Attempts to molecularly distinguish cryptic taxa in Anopheles gambiae s.s

Analyses of inversions in polytene chromosomes indicate that, in West Africa, Anopheles gambiae (sensu stricto) may be a complex of more than a single taxonomic unit, and these units have been called chromosomal forms. In order to determine whether this genetic discontinuity extends to the rest of the genome, as would be expected if reproductive isolation exists, we have sequenced several regions of both the nuclear and mitochondrial genomes.
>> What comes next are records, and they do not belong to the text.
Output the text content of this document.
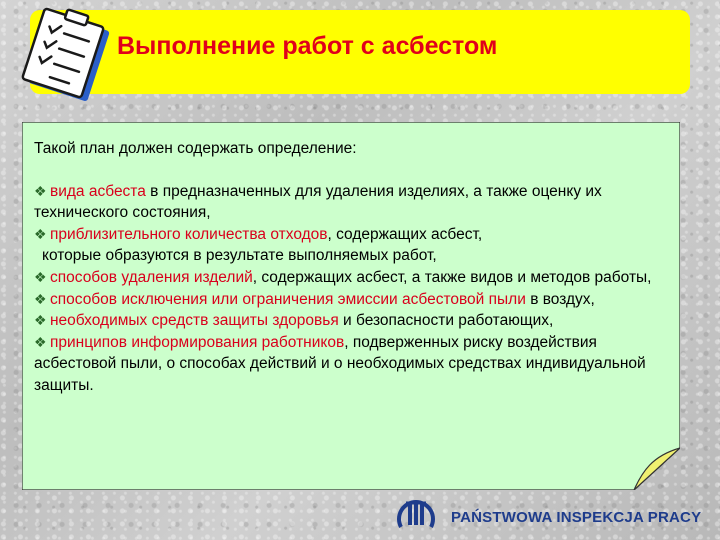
Выполнение работ с асбестом

Такой план должен содержать определение:

❖ вида асбеста в предназначенных для удаления изделиях, а также оценку их технического состояния,

❖ приблизительного количества отходов, содержащих асбест,
которые образуются в результате выполняемых работ,

❖ способов удаления изделий, содержащих асбест, а также видов и методов работы,

❖ способов исключения или ограничения эмиссии асбестовой пыли в воздух,

❖ необходимых средств защиты здоровья и безопасности работающих,

❖ принципов информирования работников, подверженных риску воздействия асбестовой пыли, о способах действий и о необходимых средствах индивидуальной защиты.

PAŃSTWOWA INSPEKCJA PRACY
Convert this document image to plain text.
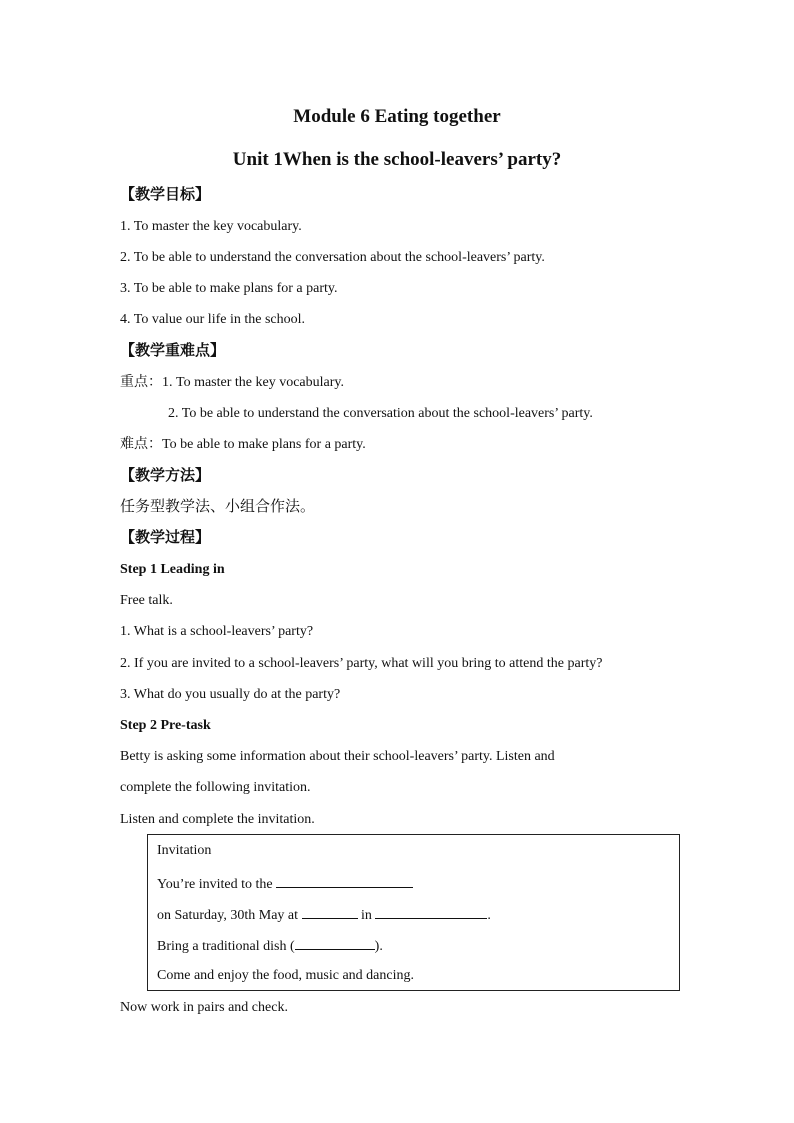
Module 6 Eating together
Unit 1When is the school-leavers’ party?
【教学目标】
1. To master the key vocabulary.
2. To be able to understand the conversation about the school-leavers’ party.
3. To be able to make plans for a party.
4. To value our life in the school.
【教学重难点】
重点：1. To master the key vocabulary.
2. To be able to understand the conversation about the school-leavers’ party.
难点：To be able to make plans for a party.
【教学方法】
任务型教学法、小组合作法。
【教学过程】
Step 1 Leading in
Free talk.
1. What is a school-leavers’ party?
2. If you are invited to a school-leavers’ party, what will you bring to attend the party?
3. What do you usually do at the party?
Step 2 Pre-task
Betty is asking some information about their school-leavers’ party. Listen and
complete the following invitation.
Listen and complete the invitation.
Invitation
You’re invited to the
on Saturday, 30th May at	in	.
Bring a traditional dish (	).
Come and enjoy the food, music and dancing.
Now work in pairs and check.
With one exception, we were unable to identify any nucleotide sites that differentiate the chromosomal forms. The exception was the internal transcribed spacer (ITS) of the ribosomal DNA (rDNA). Three sites in this region distinguish Mopti chromosomal form from Savanna and Bamako in Mali and Burkina Faso. However, outside these two countries, the association between chromosomal form and rDNA type does not always hold. Together with the variants in the rDNA intergenic spacer (IGS) described in the accompanying papers (della Torre et al., 2001; Favia et al., 2001), we can recognize two major types of rDNA, Type I and Type II (corresponding to molecular forms S and M in della Torre et al., 2001). Type I is widespread in West Africa and is the only type found outside of West Africa (i.e. Tanzania and Madagascar). Type II is confined to West Africa. We were unable to detect any heterozygosity for the ITS types even in five collections containing both types. A sample from the island of São Tomé could not be classified into either Type I or Type II as the rDNA had characteristics of both. In general, our results confirm that An. gambiae is not a single pan-mictic unit, but exactly how to define any new taxa remains problematic. Finally, we have found minor variants of the major rDNA types fixed in local populations; contrary to most previous studies, this suggests restricted gene flow among populations of this species.